The Public Option That Isn't Public At All

As I predicted some time ago, the interminable smoke and mirrors game going on in Congress will most likely end with the adoption a "public option" that isn't public at all. In fact, it resembles the plan first proposed by the Heritage Foundation, premier architects of conservative policy, back in the 1980s under Reagan. Then, as now, the scheme essentially imitates the Federal Employees Health Benefits program, which gives people a choice of various private insurance company plans, sanctioned by an independent authorizing board. There is nothing really public about this program. In fact, it keeps access to health care firmly within the grip of the private insurance industry. And it isn't cheap either: Some federal employees have opted out because they can't afford their share of the costs.

This is the Democrats' idea of a "compromise"--not with the Republicans, but with the so-called moderates within their own party. A group of ten Democratic senators (ten liberal, ten not) huddled over the weekend to work out plan that could get through the Senate, and President Obama paid a "rare Sunday trip" to Capitol Hill to drum up party unity on the issue. What came out of all this is a public option so weak that it seems more like a last-ditch piece of political face-saving than a genuine effort to improve access to health care. Here is how the Washington Post on Tuesday described the deal:

Sen. Ben Nelson, D-Neb., said the idea is on the table as part of an emerging compromise under which liberals would back away from their demand for a new government health insurance plan to compete with private carriers. Instead of a so-called public plan, the compromise envisions private insurers operating under the auspices of the government agency that now manages the federal employee health plan--the same one that covers members of Congress.

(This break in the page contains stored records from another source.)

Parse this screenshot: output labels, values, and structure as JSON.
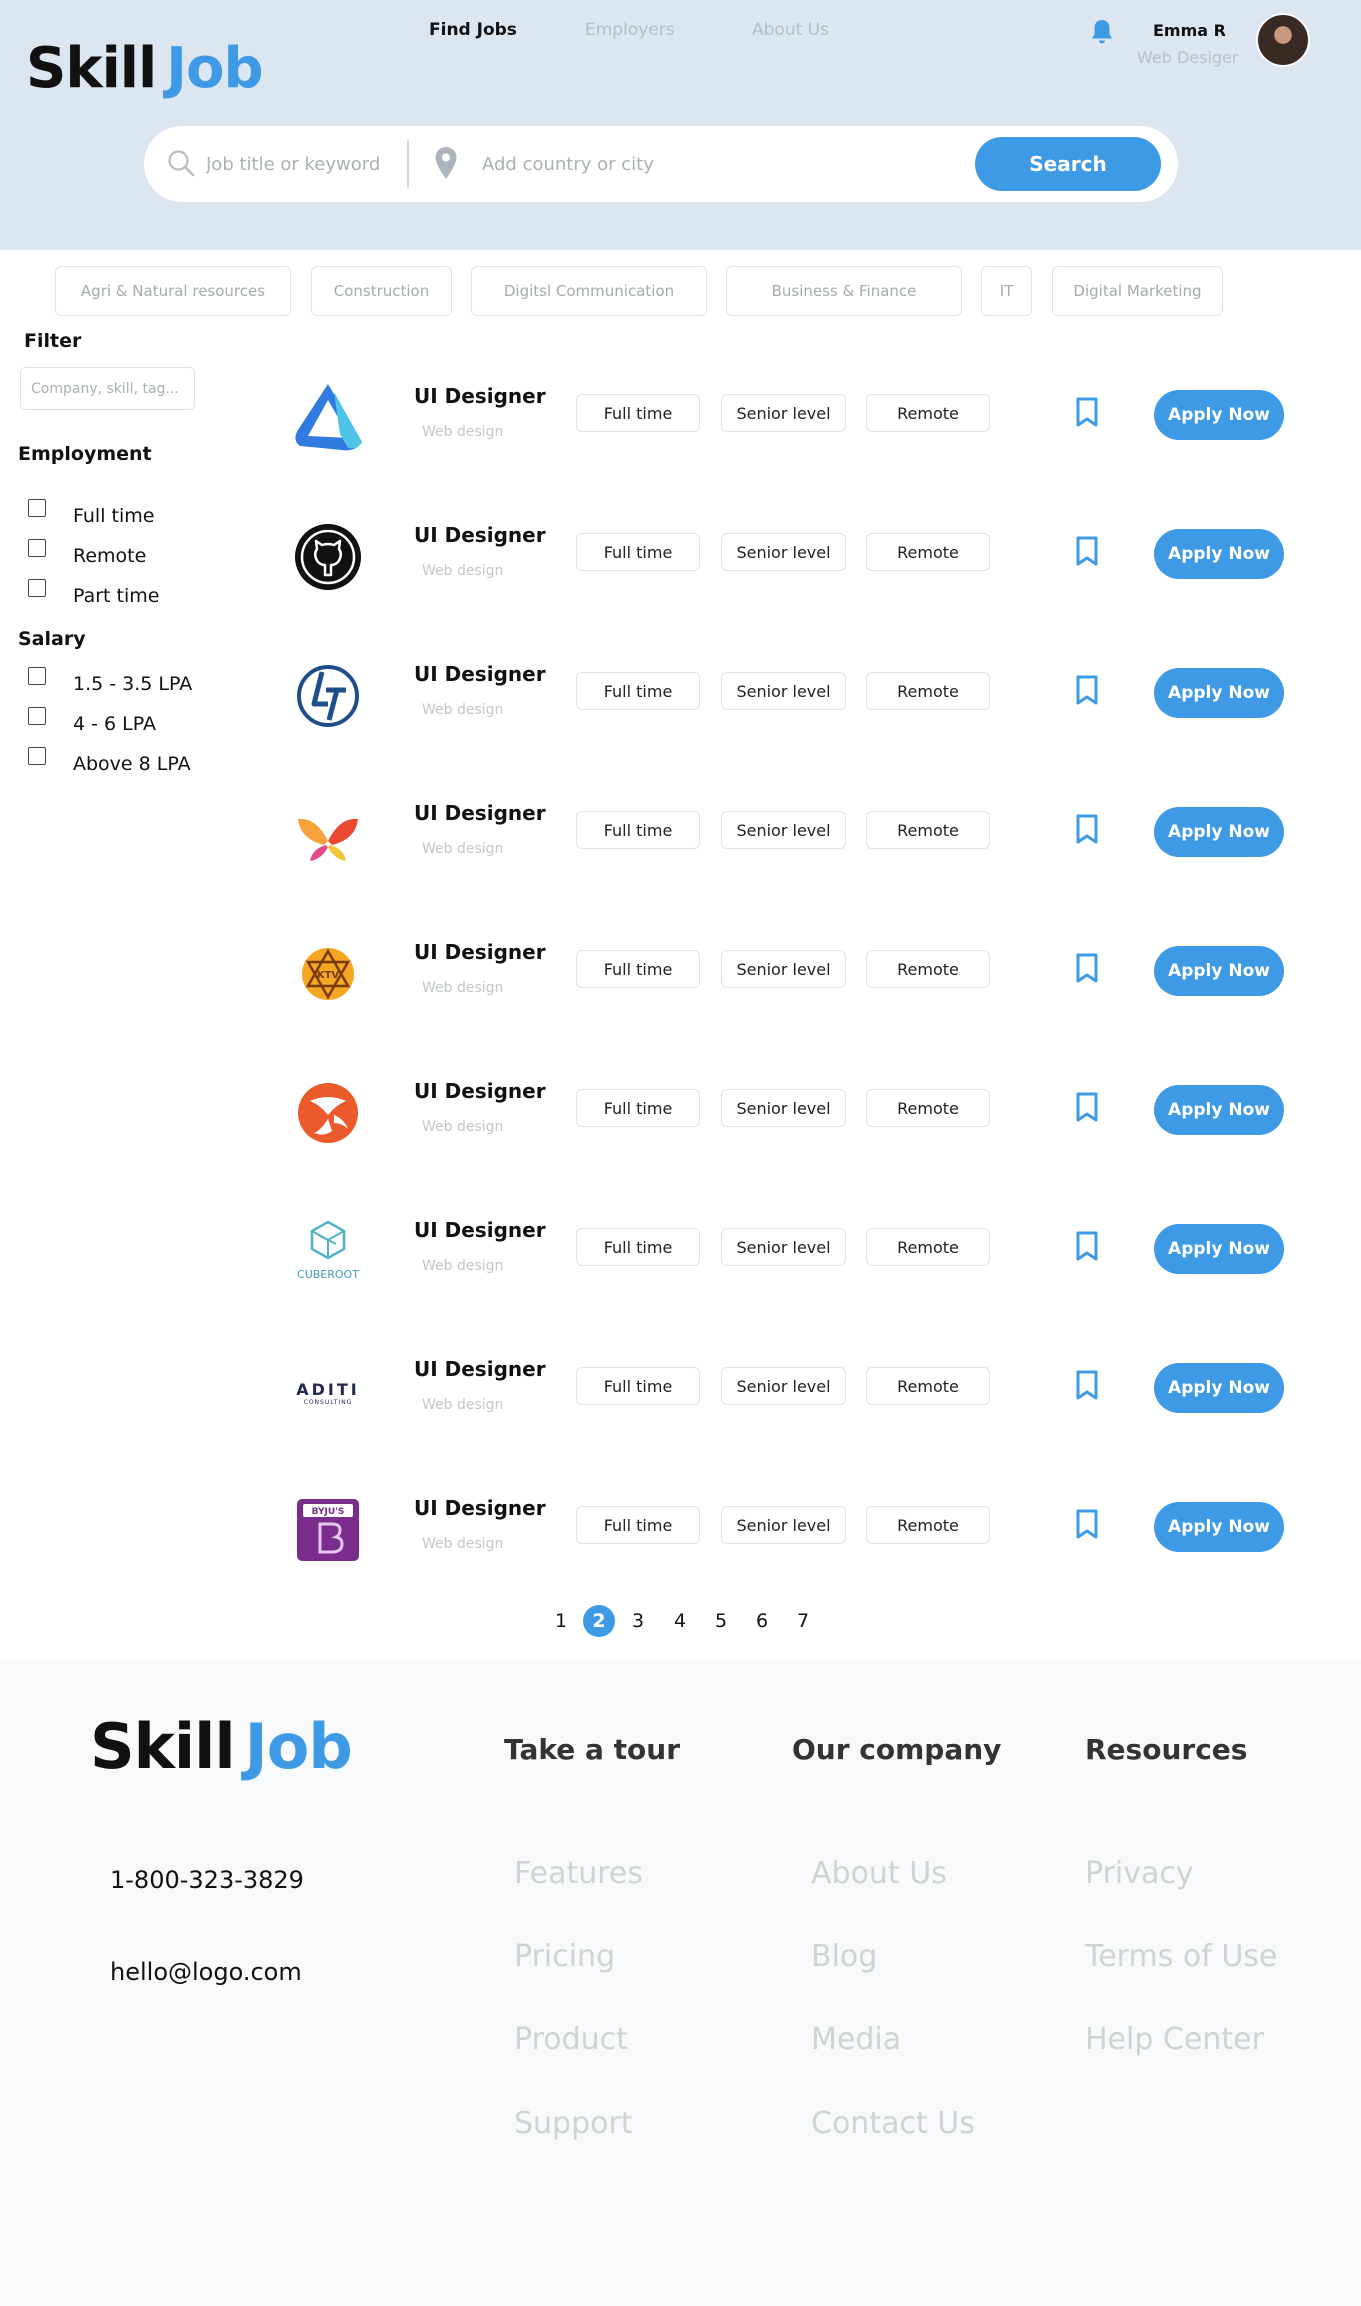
{
  "brand": {
    "part1": "Skill",
    "part2": "Job"
  },
  "nav": [
    {
      "label": "Find Jobs",
      "active": true
    },
    {
      "label": "Employers",
      "active": false
    },
    {
      "label": "About Us",
      "active": false
    }
  ],
  "user": {
    "name": "Emma R",
    "role": "Web Desiger"
  },
  "search": {
    "keyword_placeholder": "Job title or keyword",
    "location_placeholder": "Add country or city",
    "button": "Search"
  },
  "categories": [
    "Agri & Natural resources",
    "Construction",
    "Digitsl Communication",
    "Business & Finance",
    "IT",
    "Digital Marketing"
  ],
  "filter": {
    "title": "Filter",
    "placeholder": "Company, skill, tag...",
    "employment_title": "Employment",
    "employment": [
      "Full time",
      "Remote",
      "Part time"
    ],
    "salary_title": "Salary",
    "salary": [
      "1.5 - 3.5 LPA",
      "4 - 6 LPA",
      "Above 8 LPA"
    ]
  },
  "jobs": [
    {
      "title": "UI Designer",
      "subtitle": "Web design",
      "tags": [
        "Full time",
        "Senior level",
        "Remote"
      ],
      "apply": "Apply Now",
      "logo": "triangle-logo-icon"
    },
    {
      "title": "UI Designer",
      "subtitle": "Web design",
      "tags": [
        "Full time",
        "Senior level",
        "Remote"
      ],
      "apply": "Apply Now",
      "logo": "github-logo-icon"
    },
    {
      "title": "UI Designer",
      "subtitle": "Web design",
      "tags": [
        "Full time",
        "Senior level",
        "Remote"
      ],
      "apply": "Apply Now",
      "logo": "lt-logo-icon"
    },
    {
      "title": "UI Designer",
      "subtitle": "Web design",
      "tags": [
        "Full time",
        "Senior level",
        "Remote"
      ],
      "apply": "Apply Now",
      "logo": "butterfly-logo-icon"
    },
    {
      "title": "UI Designer",
      "subtitle": "Web design",
      "tags": [
        "Full time",
        "Senior level",
        "Remote"
      ],
      "apply": "Apply Now",
      "logo": "ktv-logo-icon"
    },
    {
      "title": "UI Designer",
      "subtitle": "Web design",
      "tags": [
        "Full time",
        "Senior level",
        "Remote"
      ],
      "apply": "Apply Now",
      "logo": "swirl-logo-icon"
    },
    {
      "title": "UI Designer",
      "subtitle": "Web design",
      "tags": [
        "Full time",
        "Senior level",
        "Remote"
      ],
      "apply": "Apply Now",
      "logo": "cuberoot-logo-icon",
      "logo_text": "CUBEROOT"
    },
    {
      "title": "UI Designer",
      "subtitle": "Web design",
      "tags": [
        "Full time",
        "Senior level",
        "Remote"
      ],
      "apply": "Apply Now",
      "logo": "aditi-logo-icon",
      "logo_text": "ADITI",
      "logo_subtext": "CONSULTING"
    },
    {
      "title": "UI Designer",
      "subtitle": "Web design",
      "tags": [
        "Full time",
        "Senior level",
        "Remote"
      ],
      "apply": "Apply Now",
      "logo": "byjus-logo-icon",
      "logo_text": "BYJU'S"
    }
  ],
  "pagination": {
    "pages": [
      "1",
      "2",
      "3",
      "4",
      "5",
      "6",
      "7"
    ],
    "current": "2"
  },
  "footer": {
    "phone": "1-800-323-3829",
    "email": "hello@logo.com",
    "columns": [
      {
        "heading": "Take a tour",
        "links": [
          "Features",
          "Pricing",
          "Product",
          "Support"
        ]
      },
      {
        "heading": "Our company",
        "links": [
          "About Us",
          "Blog",
          "Media",
          "Contact Us"
        ]
      },
      {
        "heading": "Resources",
        "links": [
          "Privacy",
          "Terms of Use",
          "Help Center"
        ]
      }
    ]
  },
  "colors": {
    "accent": "#3f9ae6",
    "header_bg": "#dbe6f1",
    "footer_bg": "#f8f9fb"
  }
}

There is a possible secondary piece to this compromise, also described by the Post, that involves opening Medicare to middle-aged people--say from 55-65, at which point they could formally join Medicare. But it's not much of a threat to private insurers, either; in fact, it would probably attract the older, sicker people who presently can't get private insurance at all. This option, too, would be far from cheap, as the Post reports: "A current buy-in available to those 65 and older who don't qualify because of work history costs about $550 a month." And it's unlikely to stick anyway, since Olympia Snowe doesn't seem to like it.

Some media accounts are depicting this FEHB model as a last-ditch, last resort position from an administration and Congress whose more liberal efforts have all been thwarted. But as I've noted in the past, Obama has been talking about the Federal Employee Health Benefits program since his campaign days, and it’s possible that this has been the White House’s back-burner strategy for a "public" option all along. Back in mid-March, Government Executive reported that  ”the Obama administration is looking closely at the federal government’s health insurance program as it undertakes nationwide health care reform, a senior adviser to the president said.” In the same month, Senate Finance chair Max Baucus also hinted that the FEHB might provide the “compromise” that would allow bipartisan support, as consumer reported. 

So we've ended up pretty much just where we should have expected: Liberals are set to back off their demands, showing them to be just so much hot air. Republicans, with a high level of gall even for them, are accusing the Democrats of abandoning bipartisanship. And any genuine, government run public option, which so many saw as the key to true health care reform, is nothing more than a corpse being dragged through the streets.